Between 18 and 20 months, children learn words very quickly, some of them learn new words every 90 minutes. Until the age of 3, the child will say a lot of new words and will be able to use them in sentences consisting of 3 words. Some children have already developed "receptive speech", that is, I understand very well what you say, even if they do not have as well developed expressive speech, that is, they do not express themselves as well as they understand. An example of what receptive speech means is that when you tell your child to sit down or come to you, he does what you tell him. Even if you do not keep up with the expressive chapter, this is perfectly normal until the age of 30 months.
Between one and two years, the child will know about 300 words. He will be able to join the subject and the predicate to form sentences and he will be able to use the personal pronoun correctly to create a sentence such as: "I want to go".
After the age of three, the child will become a sophisticated speaker. He will be able to initiate and sustain a conversation and adjust his tone and vocabulary depending on the conversation partner. In other words, he will speak differently to an adult and quite another to another child. At this stage, the words he utters will be almost completely understandable, he will be fluent in stating his name and age and will be pleased to interact verbally with others.
If up to 30 months your child has not developed his or her language, it is advisable to schedule a specialized consultation to identify the reason for this developmental delay. Often, these problems can be solved with very little specialized help.
How can you help him develop his speech?
The most important help you give your child to develop their speech is to encourage them to communicate. If you raise your hands to hold him, don't ignore him, but show him that you understand what he wants. This is why you encourage him to communicate and he will be motivated to explore and talk. You also need to listen carefully to what the child is "stuttering" and contextualize what he is saying. If you still do not understand what he is saying, try to help him maintain visual contact for as long as possible and propose words to him. It helps if you constantly tell them what you are doing. In this way the child connects between words and actions. Equally important is to play with the child and encourage him to socialize with other children by organizing play meetings.
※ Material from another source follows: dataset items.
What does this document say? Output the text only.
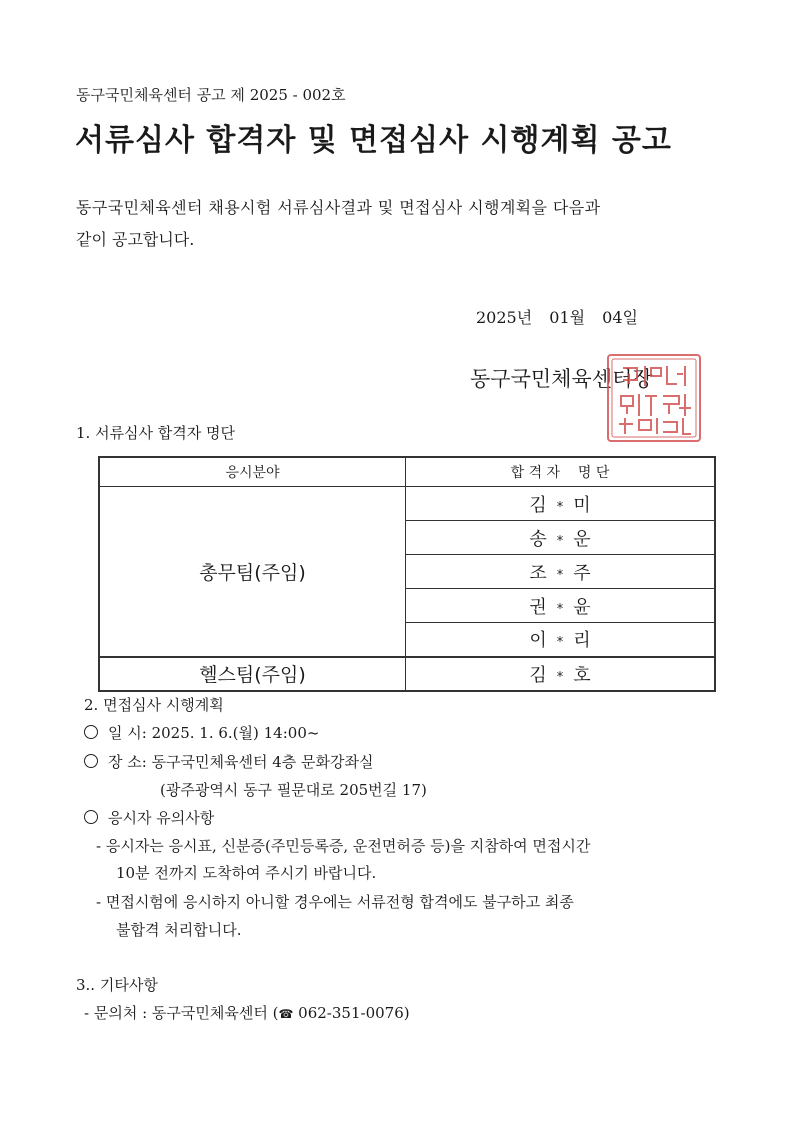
동구국민체육센터 공고 제 2025 - 002호
서류심사 합격자 및 면접심사 시행계획 공고
동구국민체육센터 채용시험 서류심사결과 및 면접심사 시행계획을 다음과
같이 공고합니다.
2025년 01월 04일
동구국민체육센터장
1. 서류심사 합격자 명단
응시분야	합 격 자    명 단
총무팀(주임)	김 * 미
	송 * 운
	조 * 주
	권 * 윤
	이 * 리
헬스팀(주임)	김 * 호
2. 면접심사 시행계획
일 시: 2025. 1. 6.(월) 14:00~
장 소: 동구국민체육센터 4층 문화강좌실
(광주광역시 동구 필문대로 205번길 17)
응시자 유의사항
- 응시자는 응시표, 신분증(주민등록증, 운전면허증 등)을 지참하여 면접시간
10분 전까지 도착하여 주시기 바랍니다.
- 면접시험에 응시하지 아니할 경우에는 서류전형 합격에도 불구하고 최종
불합격 처리합니다.
3.. 기타사항
- 문의처 : 동구국민체육센터 (☎ 062-351-0076)
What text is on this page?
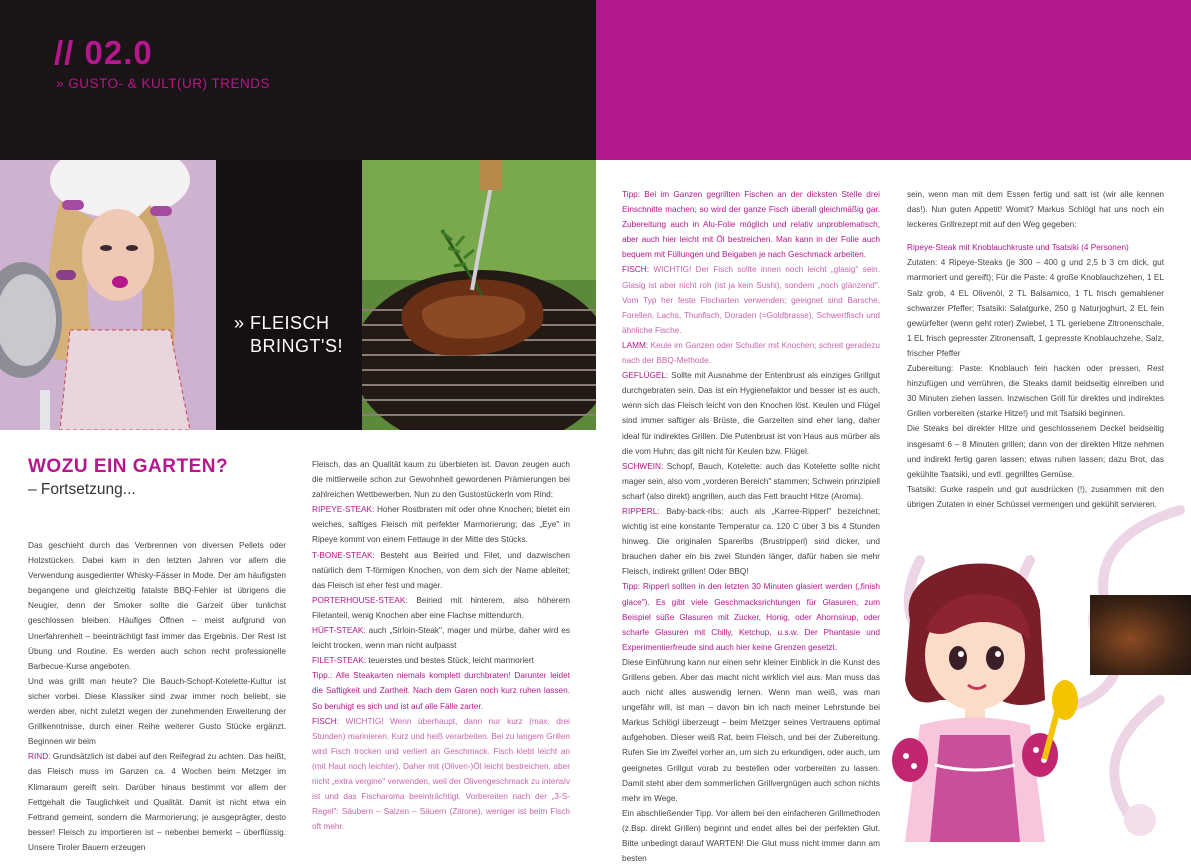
// 02.0
» GUSTO- & KULT(UR) TRENDS
» FLEISCH
BRINGT'S!
WOZU EIN GARTEN?
– Fortsetzung...

Das geschieht durch das Verbrennen von diversen Pellets oder Holzstücken. Dabei kam in den letzten Jahren vor allem die Verwendung ausgedienter Whisky-Fässer in Mode. Der am häufigsten begangene und gleichzeitig fatalste BBQ-Fehler ist übrigens die Neugier, denn der Smoker sollte die Garzeit über tunlichst geschlossen bleiben. Häufiges Öffnen – meist aufgrund von Unerfahrenheit – beeinträchtigt fast immer das Ergebnis. Der Rest ist Übung und Routine. Es werden auch schon recht professionelle Barbecue-Kurse angeboten.

Und was grillt man heute? Die Bauch-Schopf-Kotelette-Kultur ist sicher vorbei. Diese Klassiker sind zwar immer noch beliebt, sie werden aber, nicht zuletzt wegen der zunehmenden Erweiterung der Grillkenntnisse, durch einer Reihe weiterer Gusto Stücke ergänzt. Beginnen wir beim

RIND: Grundsätzlich ist dabei auf den Reifegrad zu achten. Das heißt, das Fleisch muss im Ganzen ca. 4 Wochen beim Metzger im Klimaraum gereift sein. Darüber hinaus bestimmt vor allem der Fettgehalt die Tauglichkeit und Qualität. Damit ist nicht etwa ein Fettrand gemeint, sondern die Marmorierung; je ausgeprägter, desto besser! Fleisch zu importieren ist – nebenbei bemerkt – überflüssig. Unsere Tiroler Bauern erzeugen

Fleisch, das an Qualität kaum zu überbieten ist. Davon zeugen auch die mittlerweile schon zur Gewohnheit gewordenen Prämierungen bei zahlreichen Wettbewerben. Nun zu den Gustostückerln vom Rind:

RIPEYE-STEAK: Hoher Rostbraten mit oder ohne Knochen; bietet ein weiches, saftiges Fleisch mit perfekter Marmorierung; das „Eye" in Ripeye kommt von einem Fettauge in der Mitte des Stücks.

T-BONE-STEAK: Besteht aus Beiried und Filet, und dazwischen natürlich dem T-förmigen Knochen, von dem sich der Name ableitet; das Fleisch ist eher fest und mager.

PORTERHOUSE-STEAK: Beiried mit hinterem, also höherem Filetanteil, wenig Knochen aber eine Flachse mittendurch.

HÜFT-STEAK: auch „Sirloin-Steak", mager und mürbe, daher wird es leicht trocken, wenn man nicht aufpasst

FILET-STEAK: teuerstes und bestes Stück, leicht marmoriert

Tipp.: Alle Steakarten niemals komplett durchbraten! Darunter leidet die Saftigkeit und Zartheit. Nach dem Garen noch kurz ruhen lassen. So beruhigt es sich und ist auf alle Fälle zarter.

FISCH: WICHTIG! Wenn überhaupt, dann nur kurz (max. drei Stunden) marinieren. Kurz und heiß verarbeiten. Bei zu langem Grillen wird Fisch trocken und verliert an Geschmack. Fisch klebt leicht an (mit Haut noch leichter). Daher mit (Oliven-)Öl leicht bestreichen, aber nicht „extra vergine" verwenden, weil der Olivengeschmack zu intensiv ist und das Fischaroma beeinträchtigt. Vorbereiten nach der „3-S-Regel": Säubern – Salzen – Säuern (Zitrone), weniger ist beim Fisch oft mehr.

Tipp: Bei im Ganzen gegrillten Fischen an der dicksten Stelle drei Einschnitte machen; so wird der ganze Fisch überall gleichmäßig gar. Zubereitung auch in Alu-Folie möglich und relativ unproblematisch, aber auch hier leicht mit Öl bestreichen. Man kann in der Folie auch bequem mit Füllungen und Beigaben je nach Geschmack arbeiten.

FISCH: WICHTIG! Der Fisch sollte innen noch leicht „glasig" sein. Glasig ist aber nicht roh (ist ja kein Sushi), sondern „noch glänzend". Vom Typ her feste Fischarten verwenden; geeignet sind Barsche, Forellen, Lachs, Thunfisch, Doraden (=Goldbrasse), Schwertfisch und ähnliche Fische.

LAMM: Keule im Ganzen oder Schulter mit Knochen; schreit geradezu nach der BBQ-Methode.

GEFLÜGEL: Sollte mit Ausnahme der Entenbrust als einziges Grillgut durchgebraten sein. Das ist ein Hygienefaktor und besser ist es auch, wenn sich das Fleisch leicht von den Knochen löst. Keulen und Flügel sind immer saftiger als Brüste, die Garzeiten sind eher lang, daher ideal für indirektes Grillen. Die Putenbrust ist von Haus aus mürber als die vom Huhn; das gilt nicht für Keulen bzw. Flügel.

SCHWEIN: Schopf, Bauch, Kotelette: auch das Kotelette sollte nicht mager sein, also vom „vorderen Bereich" stammen; Schwein prinzipiell scharf (also direkt) angrillen, auch das Fett braucht Hitze (Aroma).

RIPPERL: Baby-back-ribs: auch als „Karree-Ripperl" bezeichnet; wichtig ist eine konstante Temperatur ca. 120 C über 3 bis 4 Stunden hinweg. Die originalen Spareribs (Brustripperl) sind dicker, und brauchen daher ein bis zwei Stunden länger, dafür haben sie mehr Fleisch, indirekt grillen! Oder BBQ!

Tipp: Ripperl sollten in den letzten 30 Minuten glasiert werden („finish glace"). Es gibt viele Geschmacksrichtungen für Glasuren, zum Beispiel süße Glasuren mit Zucker, Honig, oder Ahornsirup, oder scharfe Glasuren mit Chilly, Ketchup, u.s.w. Der Phantasie und Experimentierfreude sind auch hier keine Grenzen gesetzt.

Diese Einführung kann nur einen sehr kleiner Einblick in die Kunst des Grillens geben. Aber das macht nicht wirklich viel aus. Man muss das auch nicht alles auswendig lernen. Wenn man weiß, was man ungefähr will, ist man – davon bin ich nach meiner Lehrstunde bei Markus Schlögl überzeugt – beim Metzger seines Vertrauens optimal aufgehoben. Dieser weiß Rat, beim Fleisch, und bei der Zubereitung. Rufen Sie im Zweifel vorher an, um sich zu erkundigen, oder auch, um geeignetes Grillgut vorab zu bestellen oder vorbereiten zu lassen. Damit steht aber dem sommerlichen Grillvergnügen auch schon nichts mehr im Wege.

Ein abschließender Tipp. Vor allem bei den einfacheren Grillmethoden (z.Bsp. direkt Grillen) beginnt und endet alles bei der perfekten Glut. Bitte unbedingt darauf WARTEN! Die Glut muss nicht immer dann am besten

sein, wenn man mit dem Essen fertig und satt ist (wir alle kennen das!). Nun guten Appetit! Womit? Markus Schlögl hat uns noch ein leckeres Grillrezept mit auf den Weg gegeben:

Ripeye-Steak mit Knoblauchkruste und Tsatsiki (4 Personen)

Zutaten: 4 Ripeye-Steaks (je 300 – 400 g und 2,5 b 3 cm dick, gut marmoriert und gereift); Für die Paste: 4 große Knoblauchzehen, 1 EL Salz grob, 4 EL Olivenöl, 2 TL Balsamico, 1 TL frisch gemahlener schwarzer Pfeffer; Tsatsiki: Salatgurke, 250 g Naturjoghurt, 2 EL fein gewürfelter (wenn geht roter) Zwiebel, 1 TL geriebene Zitronenschale, 1 EL frisch gepresster Zitronensaft, 1 gepresste Knoblauchzehe, Salz, frischer Pfeffer

Zubereitung: Paste: Knoblauch fein hacken oder pressen, Rest hinzufügen und verrühren, die Steaks damit beidseitig einreiben und 30 Minuten ziehen lassen. Inzwischen Grill für direktes und indirektes Grillen vorbereiten (starke Hitze!) und mit Tsatsiki beginnen.

Die Steaks bei direkter Hitze und geschlossenem Deckel beidseitig insgesamt 6 – 8 Minuten grillen; dann von der direkten Hitze nehmen und indirekt fertig garen lassen; etwas ruhen lassen; dazu Brot, das gekühlte Tsatsiki, und evtl. gegrilltes Gemüse.

Tsatsiki: Gurke raspeln und gut ausdrücken (!), zusammen mit den übrigen Zutaten in einer Schüssel vermengen und gekühlt servieren.
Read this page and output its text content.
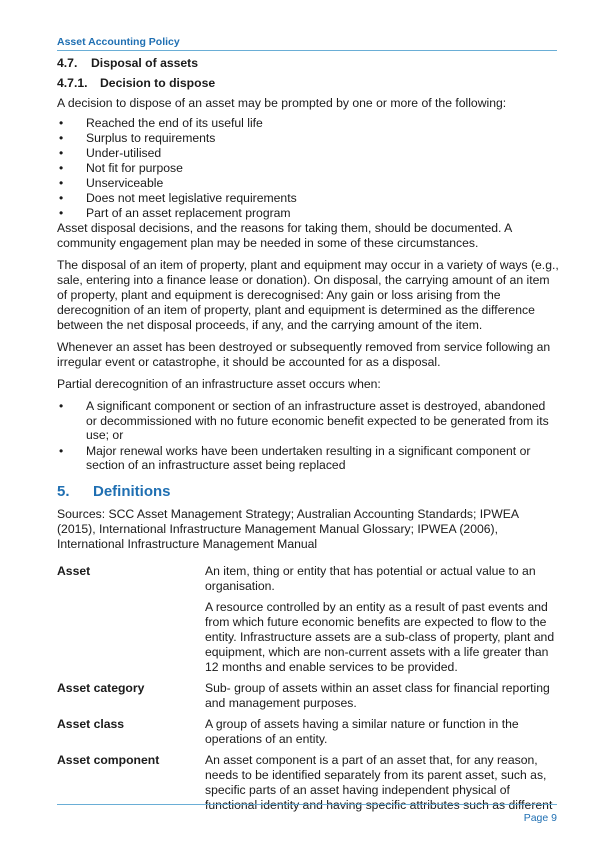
Asset Accounting Policy
4.7. Disposal of assets
4.7.1. Decision to dispose

A decision to dispose of an asset may be prompted by one or more of the following:

• Reached the end of its useful life
• Surplus to requirements
• Under-utilised
• Not fit for purpose
• Unserviceable
• Does not meet legislative requirements
• Part of an asset replacement program

Asset disposal decisions, and the reasons for taking them, should be documented. A community engagement plan may be needed in some of these circumstances.

The disposal of an item of property, plant and equipment may occur in a variety of ways (e.g., sale, entering into a finance lease or donation). On disposal, the carrying amount of an item of property, plant and equipment is derecognised: Any gain or loss arising from the derecognition of an item of property, plant and equipment is determined as the difference between the net disposal proceeds, if any, and the carrying amount of the item.

Whenever an asset has been destroyed or subsequently removed from service following an irregular event or catastrophe, it should be accounted for as a disposal.

Partial derecognition of an infrastructure asset occurs when:

• A significant component or section of an infrastructure asset is destroyed, abandoned or decommissioned with no future economic benefit expected to be generated from its use; or
• Major renewal works have been undertaken resulting in a significant component or section of an infrastructure asset being replaced
5. Definitions

Sources: SCC Asset Management Strategy; Australian Accounting Standards; IPWEA (2015), International Infrastructure Management Manual Glossary; IPWEA (2006), International Infrastructure Management Manual

Asset	An item, thing or entity that has potential or actual value to an organisation.
	A resource controlled by an entity as a result of past events and from which future economic benefits are expected to flow to the entity. Infrastructure assets are a sub-class of property, plant and equipment, which are non-current assets with a life greater than 12 months and enable services to be provided.
Asset category	Sub- group of assets within an asset class for financial reporting and management purposes.
Asset class	A group of assets having a similar nature or function in the operations of an entity.
Asset component	An asset component is a part of an asset that, for any reason, needs to be identified separately from its parent asset, such as, specific parts of an asset having independent physical of functional identity and having specific attributes such as different
Page 9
If he is late to speak, you will have to test his hearing. Statistics show that three out of 1,000 children have hearing problems, and this causes language delays. Screening for the detection of hearing problems can be done from birth. If hearing problems are not detected, you will need to consult a language delay specialist who will be able to identify the reason. Some developmental problems such as autism, ADHD and retardation may be associated with language delay.
Children can be supported to make language acquisition at a natural pace using specific therapies led by specialists and with adjuvants that optimize brain functions.